In contrast to other PKC isozymes, which are considered prosurvival mediators, PKCδ has been described as a proapoptotic isoform, as it is activated by a variety of apoptotic stimuli [120]. It was proposed that proteolytic cleavage, mediated by caspase-3, could be a mechanism of PKCδ activation [121]. Proteolytic activation of PKCδ was shown to promote its nuclear translocation as well as PKCδ-dependent mediation of DNA fragmentation. Furthermore, nuclear translocation of PKCδ was found to be dependent on its caspase-3-mediated cleavage [120]. It is noteworthy that, Mn toxicity is associated with caspase-3 activation in several in vitro and in vivo models [121–124] and with increased nuclear translocation of PKCδ [76]. In addition, it has been proposed that the Mn-mediated disruption of Glu uptake may involve caspase-3 and PKCδ inhibition [76]. Combined, these findings suggest that caspase-3-dependent PKC activation precedes PKCδ/Mn-induced deregulation of glutamate turnover.

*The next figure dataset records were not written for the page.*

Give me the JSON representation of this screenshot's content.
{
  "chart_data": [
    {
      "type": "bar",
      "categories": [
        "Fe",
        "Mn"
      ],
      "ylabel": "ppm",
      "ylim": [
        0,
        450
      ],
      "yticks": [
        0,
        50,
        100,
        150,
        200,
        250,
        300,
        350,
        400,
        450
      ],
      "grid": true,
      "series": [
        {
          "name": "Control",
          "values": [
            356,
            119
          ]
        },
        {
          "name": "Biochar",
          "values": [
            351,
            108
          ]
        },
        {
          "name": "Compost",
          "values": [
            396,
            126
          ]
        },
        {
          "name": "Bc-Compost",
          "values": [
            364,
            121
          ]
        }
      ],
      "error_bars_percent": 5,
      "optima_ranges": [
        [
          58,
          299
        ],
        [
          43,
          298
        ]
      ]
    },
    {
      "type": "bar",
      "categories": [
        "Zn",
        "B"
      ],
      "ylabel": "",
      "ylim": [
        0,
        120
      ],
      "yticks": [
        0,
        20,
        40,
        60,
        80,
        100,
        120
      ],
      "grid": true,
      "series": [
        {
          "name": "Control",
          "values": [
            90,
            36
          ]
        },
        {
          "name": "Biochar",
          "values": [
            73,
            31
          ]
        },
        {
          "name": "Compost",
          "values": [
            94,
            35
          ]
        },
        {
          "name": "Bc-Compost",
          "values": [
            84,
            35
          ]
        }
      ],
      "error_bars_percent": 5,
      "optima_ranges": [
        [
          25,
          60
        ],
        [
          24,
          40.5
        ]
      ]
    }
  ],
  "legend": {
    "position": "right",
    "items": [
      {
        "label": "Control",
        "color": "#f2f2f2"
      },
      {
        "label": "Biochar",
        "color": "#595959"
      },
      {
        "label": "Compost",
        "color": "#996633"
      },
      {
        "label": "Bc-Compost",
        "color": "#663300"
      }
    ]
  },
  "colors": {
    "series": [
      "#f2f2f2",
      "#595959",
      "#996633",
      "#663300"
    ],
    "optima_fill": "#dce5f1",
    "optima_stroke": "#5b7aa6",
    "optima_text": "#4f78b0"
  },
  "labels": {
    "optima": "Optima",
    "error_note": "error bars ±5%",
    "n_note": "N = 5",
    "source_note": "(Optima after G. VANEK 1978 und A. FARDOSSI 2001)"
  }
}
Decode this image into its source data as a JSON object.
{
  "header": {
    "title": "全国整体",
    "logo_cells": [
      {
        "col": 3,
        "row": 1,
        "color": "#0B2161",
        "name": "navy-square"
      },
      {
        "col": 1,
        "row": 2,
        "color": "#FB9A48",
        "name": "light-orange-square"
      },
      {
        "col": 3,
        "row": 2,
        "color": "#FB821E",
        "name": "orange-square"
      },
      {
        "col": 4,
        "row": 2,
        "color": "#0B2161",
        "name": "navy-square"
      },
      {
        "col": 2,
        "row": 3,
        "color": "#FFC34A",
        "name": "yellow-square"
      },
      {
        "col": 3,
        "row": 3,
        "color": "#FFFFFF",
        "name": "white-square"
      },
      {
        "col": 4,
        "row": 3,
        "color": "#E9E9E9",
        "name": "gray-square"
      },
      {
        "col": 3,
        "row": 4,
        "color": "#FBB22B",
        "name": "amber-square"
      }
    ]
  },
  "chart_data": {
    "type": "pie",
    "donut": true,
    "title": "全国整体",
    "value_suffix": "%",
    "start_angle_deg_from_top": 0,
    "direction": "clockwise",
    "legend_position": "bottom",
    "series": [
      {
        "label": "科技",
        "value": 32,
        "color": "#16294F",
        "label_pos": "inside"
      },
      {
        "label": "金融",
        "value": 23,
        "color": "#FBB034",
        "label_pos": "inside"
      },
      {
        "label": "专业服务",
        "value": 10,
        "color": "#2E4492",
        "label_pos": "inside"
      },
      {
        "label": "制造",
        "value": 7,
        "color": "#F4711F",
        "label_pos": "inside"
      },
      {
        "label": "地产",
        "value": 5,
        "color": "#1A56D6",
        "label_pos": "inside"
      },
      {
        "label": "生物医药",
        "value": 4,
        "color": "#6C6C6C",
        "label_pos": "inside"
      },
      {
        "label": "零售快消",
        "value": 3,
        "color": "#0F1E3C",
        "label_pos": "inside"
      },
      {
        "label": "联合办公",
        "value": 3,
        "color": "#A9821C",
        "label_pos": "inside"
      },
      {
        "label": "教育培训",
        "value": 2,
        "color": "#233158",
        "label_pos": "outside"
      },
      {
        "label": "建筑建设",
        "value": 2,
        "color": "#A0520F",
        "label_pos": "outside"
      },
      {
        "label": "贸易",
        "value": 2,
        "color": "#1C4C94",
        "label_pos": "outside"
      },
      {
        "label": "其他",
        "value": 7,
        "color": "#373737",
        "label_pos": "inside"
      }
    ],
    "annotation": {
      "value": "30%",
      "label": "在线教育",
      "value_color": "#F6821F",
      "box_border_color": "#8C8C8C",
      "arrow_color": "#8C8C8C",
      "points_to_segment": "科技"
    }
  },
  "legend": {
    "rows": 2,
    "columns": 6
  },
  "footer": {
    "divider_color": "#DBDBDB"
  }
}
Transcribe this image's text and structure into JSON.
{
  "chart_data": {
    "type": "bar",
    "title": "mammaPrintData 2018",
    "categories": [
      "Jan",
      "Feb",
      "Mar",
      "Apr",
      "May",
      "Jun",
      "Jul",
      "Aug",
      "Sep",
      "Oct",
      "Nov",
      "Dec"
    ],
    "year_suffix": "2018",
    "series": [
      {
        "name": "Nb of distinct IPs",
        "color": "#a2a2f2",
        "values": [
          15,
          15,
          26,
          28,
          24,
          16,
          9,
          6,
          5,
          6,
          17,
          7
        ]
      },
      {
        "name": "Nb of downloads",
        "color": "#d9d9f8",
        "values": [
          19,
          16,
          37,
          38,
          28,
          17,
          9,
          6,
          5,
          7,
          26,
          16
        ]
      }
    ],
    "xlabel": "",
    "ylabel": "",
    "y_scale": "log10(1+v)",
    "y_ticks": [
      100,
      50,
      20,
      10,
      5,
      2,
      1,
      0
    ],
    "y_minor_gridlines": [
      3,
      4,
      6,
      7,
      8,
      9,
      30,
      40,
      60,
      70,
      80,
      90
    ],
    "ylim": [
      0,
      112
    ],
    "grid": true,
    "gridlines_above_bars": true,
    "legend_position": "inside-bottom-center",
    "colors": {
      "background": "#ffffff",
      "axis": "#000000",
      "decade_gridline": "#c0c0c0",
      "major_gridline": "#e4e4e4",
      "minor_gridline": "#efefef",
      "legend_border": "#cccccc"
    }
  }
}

Previous studies have indicated that caspase-3-dependent PKCδ activation not only contributes to neuronal apoptosis, but also has a regulatory role in amplifying the apoptotic cascade during Mn-dependent neurotoxic stress via a positive feedback loop between PKCδ and caspase-3 activation [121, 125]. Sun et al. demonstrated that mitochondrial translocation/accumulation of the proteolytically cleaved PKCδ triggers the mitochondria-mediated apoptotic cascade during proteasome dysfunction in dopaminergic neuronal cells [126]. Together, these findings suggest that Mn can regulate the GGC and other cellular processes in a PKCδ-/caspase-3-dependent manner (Fig. 3).

Fig 3.

Proposed model of the sequence of PKC signalling in Mn-induced apoptosis and mitochondrial dysfunction. 1. Mn treatment activates signalling of PKCs, including PKCδ and PKCα isoforms; 2. activation of PKCδ by Mn requires its proteolytic cleavage which is mediated by active caspase-3; 3. proteolytically activated PKCδ translocates to the nucleus and mediates DNA fragmentation; 4. nuclear PKCδ regulates key apoptotic events, particularly in mitochondria, resulting in cytochrome c release into the cytosol; 5. cytosolic cytochrome c activates caspase-3 cascade via a positive feedback loop, which leads to amplification of apoptotic signals. , stimulation; , inhibition.

Concluding remarks

Mn has been implicated in the impairment of the GGC at two key regulatory steps, the turnover of both Glu and Gln. Several studies have identified Mn-dependent disruption of Gln uptake, release and metabolism within astrocytes. It has been shown that Mn exposure causes aberrant Glu replenishment/transport in astrocytes, leading to elevated extracellular Glu concentrations. Additionally, Mn causes downregulation of GS expression and activity. These changes may trigger depletion of Gln synthesis/metabolism in glia and consequently diminish astrocyte-derived Gln and/or mediate dyshomeostasis in neurotransmission of juxtaposed neurons (Figs 1, 2). Future studies should focus on development of novel treatment strategies to reverse these effects and restore an optimal GGC in the astrocyte neuron unit. As discussed, manganism and other neurological conditions show distinct neurological symptoms at the clinical, physiological, cellular and molecular levels, suggesting the potential involvement of Mn in the pathophysiology of these disorders. Elucidating the relationships between Mn and GGC function and neurodegeneration may offer better understanding of specific targets that mediate Mn-induced brain pathology.